シミやシワ、たるみや毛穴の開きなど肌に関する症状は多種多様です。そして年齢と共にますます、そうした肌トラブルは目立つようになってきます。何とか若返りや美肌を維持したいと多くの人が化粧品を頼ります。その際に、表示されている効能や口コミ、メーカー側のアドバイスなどを事細かくチェックする機会も多いでしょう。

しかしながらそれらの効能表示が薬事法に違反していたなら、場合によっては罰金となってしまいます。例えば、「皮膚の内側から明るく、さびない肌に」というキャッチフレーズを読むと、「アンチエイジングに良さそう」と客側は感じます。

しかしながらまさにこの表現こそが、薬事法違反です。皮膚の酸化を防ぐ作用は、薬事法では効能効果の逸脱にあたるのです。「日焼けした肌をクールダウンできます」という表現も、日焼け後のほてりの訴求は化粧品の効能効果として認められないのでNGです。

こうして見てみると、実に細かい部分でアウトになってしまうことが分かります。細部まで注意を払って慎重に効能表示する必要があります。認められている表現は、「肌のキメを整える」「皮膚をすこやかに保つ」「皮膚を保護する」といった言い方です。

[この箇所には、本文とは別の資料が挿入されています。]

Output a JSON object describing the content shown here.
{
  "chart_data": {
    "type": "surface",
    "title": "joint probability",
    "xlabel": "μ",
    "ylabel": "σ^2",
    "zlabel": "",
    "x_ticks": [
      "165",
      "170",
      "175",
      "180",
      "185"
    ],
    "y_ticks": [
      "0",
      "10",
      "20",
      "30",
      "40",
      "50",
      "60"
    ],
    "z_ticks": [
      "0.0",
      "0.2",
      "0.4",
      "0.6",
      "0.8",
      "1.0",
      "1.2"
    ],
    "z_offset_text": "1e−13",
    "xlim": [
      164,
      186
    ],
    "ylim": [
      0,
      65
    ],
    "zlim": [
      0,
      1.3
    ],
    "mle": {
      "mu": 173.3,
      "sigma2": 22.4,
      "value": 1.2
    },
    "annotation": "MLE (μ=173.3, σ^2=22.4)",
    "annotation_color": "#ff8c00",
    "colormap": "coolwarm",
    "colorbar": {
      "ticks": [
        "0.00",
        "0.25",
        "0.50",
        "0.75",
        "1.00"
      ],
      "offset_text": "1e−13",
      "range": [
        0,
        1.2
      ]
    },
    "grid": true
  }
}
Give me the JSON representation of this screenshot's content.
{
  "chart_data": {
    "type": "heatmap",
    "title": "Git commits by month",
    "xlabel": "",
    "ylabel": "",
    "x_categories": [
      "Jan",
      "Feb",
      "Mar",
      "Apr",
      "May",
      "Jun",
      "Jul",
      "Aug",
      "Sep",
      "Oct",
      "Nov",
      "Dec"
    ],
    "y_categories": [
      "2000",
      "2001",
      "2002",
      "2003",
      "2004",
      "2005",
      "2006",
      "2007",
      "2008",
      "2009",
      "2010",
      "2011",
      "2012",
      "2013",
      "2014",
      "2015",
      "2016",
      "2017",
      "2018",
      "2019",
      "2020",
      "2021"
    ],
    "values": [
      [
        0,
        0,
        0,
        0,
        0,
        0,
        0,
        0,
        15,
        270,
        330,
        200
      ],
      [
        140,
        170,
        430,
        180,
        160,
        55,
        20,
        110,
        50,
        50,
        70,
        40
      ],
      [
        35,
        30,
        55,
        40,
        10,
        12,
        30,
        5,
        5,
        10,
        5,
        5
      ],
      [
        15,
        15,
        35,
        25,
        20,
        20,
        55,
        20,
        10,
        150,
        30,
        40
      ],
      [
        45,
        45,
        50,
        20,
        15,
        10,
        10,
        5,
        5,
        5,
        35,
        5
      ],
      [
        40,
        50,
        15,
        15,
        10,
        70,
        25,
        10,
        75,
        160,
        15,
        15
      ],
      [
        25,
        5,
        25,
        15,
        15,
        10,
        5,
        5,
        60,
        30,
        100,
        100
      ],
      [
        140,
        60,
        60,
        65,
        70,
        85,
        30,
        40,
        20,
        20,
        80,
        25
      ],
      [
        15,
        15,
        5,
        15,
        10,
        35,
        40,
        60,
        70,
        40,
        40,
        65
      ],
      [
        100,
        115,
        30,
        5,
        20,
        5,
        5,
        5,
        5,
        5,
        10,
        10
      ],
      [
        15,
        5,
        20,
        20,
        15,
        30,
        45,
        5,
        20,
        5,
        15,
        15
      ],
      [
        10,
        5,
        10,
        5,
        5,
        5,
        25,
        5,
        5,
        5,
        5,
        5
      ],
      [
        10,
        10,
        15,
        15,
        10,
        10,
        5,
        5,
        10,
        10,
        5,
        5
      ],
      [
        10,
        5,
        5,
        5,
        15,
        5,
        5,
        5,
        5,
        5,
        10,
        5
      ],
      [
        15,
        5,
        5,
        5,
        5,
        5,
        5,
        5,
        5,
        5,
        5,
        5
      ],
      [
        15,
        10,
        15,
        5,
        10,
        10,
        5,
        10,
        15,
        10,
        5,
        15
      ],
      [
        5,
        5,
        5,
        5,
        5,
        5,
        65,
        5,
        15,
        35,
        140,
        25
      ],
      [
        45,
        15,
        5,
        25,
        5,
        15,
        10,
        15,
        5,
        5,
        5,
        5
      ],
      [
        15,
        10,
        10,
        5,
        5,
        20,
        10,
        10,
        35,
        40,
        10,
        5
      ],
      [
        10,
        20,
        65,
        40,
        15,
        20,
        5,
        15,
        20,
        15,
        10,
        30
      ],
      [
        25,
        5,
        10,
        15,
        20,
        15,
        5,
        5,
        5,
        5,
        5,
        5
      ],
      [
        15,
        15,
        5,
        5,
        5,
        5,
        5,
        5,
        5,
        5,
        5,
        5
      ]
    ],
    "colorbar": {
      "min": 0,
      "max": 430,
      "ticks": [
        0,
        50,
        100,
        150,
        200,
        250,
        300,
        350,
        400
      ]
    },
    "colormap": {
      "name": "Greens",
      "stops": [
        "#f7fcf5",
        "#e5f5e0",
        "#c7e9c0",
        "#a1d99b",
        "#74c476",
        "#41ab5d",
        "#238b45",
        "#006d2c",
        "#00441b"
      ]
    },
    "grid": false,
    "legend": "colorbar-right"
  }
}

「肌にツヤを与える」「ひげを剃りやすくする」「日やけを防ぐ」なども、OK表示になります。OKかNGかの見極めが難しい点もありますので、薬事法分析表などを駆使して確認するのがおすすめです。

唇や爪に関する効能表示

唇は薄い皮膚であり、乾燥やめくれに悩む人もたくさん見られます。そこで活躍するのがリップクリームですよね。以下、リップクリームなど唇に関する効能表示のOK例になります。「口唇の荒れを防ぐ」「口唇のキメを整える」「口唇にうるおいを与える」「口唇の乾燥によるカサツキを防ぐ」などの表現は問題ありません。

一方、「唇への有効成分を高濃度で」というアピールは違反です。化粧品には有効成分は配合されないため「有効成分」と記した時点でアウトです。最近ではネイルケアの化粧品も人気がありますよね。爪に関する効能表示では「爪を保護する」「爪をすこやかに保つ」「爪にうるおいを与える」などが薬事法に従ったOK例になります。

うるおいなど薬事法に違反しない表現に気を付けるにはどうすればいいか

歯や口臭に関する効能表示

ブラッシングを行う歯磨き類についてのOK表示例です。「ムシ歯を防ぐ」「歯を白くする」「歯垢を除去する」「口臭を防ぐ」「歯石の沈着を防ぐ」といった表現が薬事法に触れません。「歯を白くする」と断言しているのは良いのかと感じる人もいるかもしれませんが、これは問題ありません。

ただし商品に関して「世界初・特許公開」といった文句を付けえくわえた場合は、薬事法に引っかかります。「特許」という表現は、消費者に特別良い製品という誤認を与える恐れがあるからです。「特許ありの歯磨き粉」などの言い方は、広告基準において使用しないように指示されています。

薬事法で引っかからないために

このように見てみると、薬事法に違反しているかどうかの見極めが分からないと感じる人もいるのではないでしょうか。簡単な判断法は、薬事法OKの56項目の効能に従ってその範囲内での効能表示をすれば安心です。また「安心」「安全」「治る」「効果」「改善」の5つのキーワードを使わないようにするだけで、薬事法違反の可能性は低くなります。

これらに気を付けて、問題のない化粧品効能表示をしていきたいものですね。